- Al-Budeiri in the late 1940s
- Born: Fatima Musa al-Budeiri 1923 Jerusalem, Mandatory Palestine
- Died: June 2009 (aged 85–86) Amman, Jordan
- Resting place: Amman, Jordan
- Education: Teachers' College, Jerusalem
- Occupations: Radio broadcaster; librarian;
- Years active: 1946–1983
- Employers: Jerusalem Calling (1946–1948); UNRWA (1965–1971); University of Jordan (1978–1983);
- Spouse: Issam Hammad ​ ​(m. 1948; died 2006)​
- Children: 2

= Fatima al-Budeiri =

Palestinian radio broadcaster (1923–2009)

Fatima Musa al-Budeiri (or al-Budairi; فاطمة موسى البديري; 1923 – June 2009) was a Palestinian radio broadcaster and library curator. She began her radio career at the radio station Jerusalem Calling broadcasting and producing and working as a women's and literary programme assistant and news broadcaster. Al-Budeiri also worked in Germany, Syria and Jordan, where she was a librarian for the United Nations Relief and Works Agency for Palestine Refugees in the Near East and the Jordan University Library. She received recognition from the Arab Women Journalists Center.

==Early life and education==
Al-Budeiri was born in Jerusalem in 1923, to an ancient family tracing back its roots in the city itself. She was the daughter of the Sharia judge Sheikh Musa al-Budeiri, who worked in Jerusalem, and transferred his knowledge to students at the Al-Aqsa Mosque. Al-Budeiri was educated at the Teachers' College, Jerusalem, from which she graduated in 1941. She first educated in the city of Bethlehem, and then went on to teach at the Rural Teachers' House in Ramallah.

==Career==

In early 1946, Al-Budeiri joined the staff of the radio station Jerusalem Calling as a broadcaster and producer. Her father did not raise any objections to her career choice. Al-Budeiri worked as an assistant for the women's and literary programmes as well as broadcasting the news. She left the broadcaster in 1947. In 1949, Al-Budeiri relocated to Damascus, Syria, and co-founded Radio Al-Sham ("Radio Syria") with her husband. She moved back to Ramallah in 1952, and was asked to broadcast the news on a daily basis on a radio station whilst also working in the education field. Al-Budeiri subsequently relocated to East Berlin in 1957, broadcasting the news on Radio Berlin Arab on East German Radio for the following seven years.

She returned to Ramallah in 1965 and then relocated to Amman, Jordan, two years later. Al-Budeiri served as curator of the library at the United Nations Relief and Works Agency for Palestine Refugees in the Near East between 1965 and 1971 and later for the classification department at the Jordan University Library from 1978 to 1983. She partook in several Arab and international conferences with her professional experiences subjected to multiple studies and was researched for the purposes of the role of Arab women in the media.

==Personal life==

Al-Budeiri was married to the Palestinian poet, radio broadcaster and writer Issam Hammad from 1948 to his death in 2006. Their marriage produced two children.
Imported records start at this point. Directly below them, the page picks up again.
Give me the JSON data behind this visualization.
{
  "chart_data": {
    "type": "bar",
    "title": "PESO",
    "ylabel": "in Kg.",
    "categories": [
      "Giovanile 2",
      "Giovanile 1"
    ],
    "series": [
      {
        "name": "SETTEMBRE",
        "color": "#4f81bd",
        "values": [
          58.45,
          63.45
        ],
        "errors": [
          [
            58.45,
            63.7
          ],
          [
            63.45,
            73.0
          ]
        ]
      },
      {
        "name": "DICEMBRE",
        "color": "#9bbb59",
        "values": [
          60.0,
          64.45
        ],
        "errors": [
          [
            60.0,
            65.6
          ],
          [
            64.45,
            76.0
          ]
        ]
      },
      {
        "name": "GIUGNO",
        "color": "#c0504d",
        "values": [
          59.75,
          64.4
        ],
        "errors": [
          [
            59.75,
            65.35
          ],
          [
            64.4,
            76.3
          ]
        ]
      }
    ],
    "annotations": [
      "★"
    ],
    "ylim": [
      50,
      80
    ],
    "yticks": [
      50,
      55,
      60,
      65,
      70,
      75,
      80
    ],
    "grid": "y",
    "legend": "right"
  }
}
In early July 2009, she died in Amman. Although Al-Budeiri dreamed of a burial in Jerusalem, she was instead buried in Amman.

==Legacy==
The obituarist for Al Ra'i described her as a "wonderful Jerusalemite lady". Writer Aida Najjar said Al-Budeiri had made herself to be "a broadcaster for political news to be the leader among women, and in this work and to work with men". Ad-Dustour noted she was a "pioneer of Arab radio stations, and the only female voice that competed with men's voices on the radio." Al-Budeiri was given recognition by the Arab Women Journalists Center.